A naive way to achieve this without Sigsum would be to submit the 
content to a timestamping authority (TSA), then include the TSA’s signed 
timestamp within the content to be signed. However, this approach 
introduces a single point of failure (a trusted third party) and adds 
unnecessary format complexity.
Since inclusion proofs from a Sigsum server already include a cosigned 
checkpoint with a timestamp, I was wondering whether similar guarantees 
could be derived from these components.
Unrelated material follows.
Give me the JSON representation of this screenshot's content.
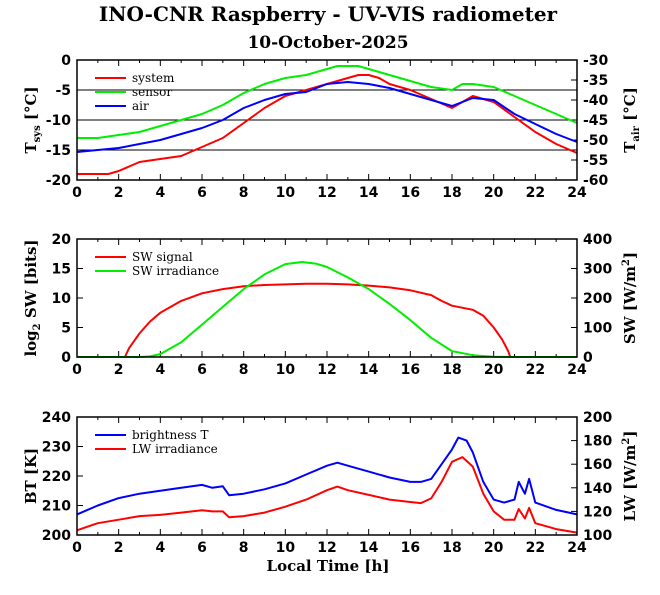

My concern is that if I simply 
trusted the timestamp in the checkpoint, the logic wouldn’t hold: anyone 
could request a new inclusion proof at a later time, which would include 
a newer checkpoint timestamp and an updated tree head.
One immutable element between proofs is the leaf index, which correlates 
monotonically with inclusion order, though not directly with wall-clock 
time.
A possible workaround would be to require proofs where the tree size in 
the checkpoint is at most N leaves ahead of the included leaf (say < 
10), ensuring some temporal proximity between signing and inclusion. 
However, this approach would prevent me from obtaining new proofs for 
old signatures, for instance, after witness rotation, unless there was 
an archive of checkpoints (and the same for witnesses)?
Summarizing: is there a way to use the Sigsum log server and the 
witnesses to attest that an inclusion happened at a specific timestamp?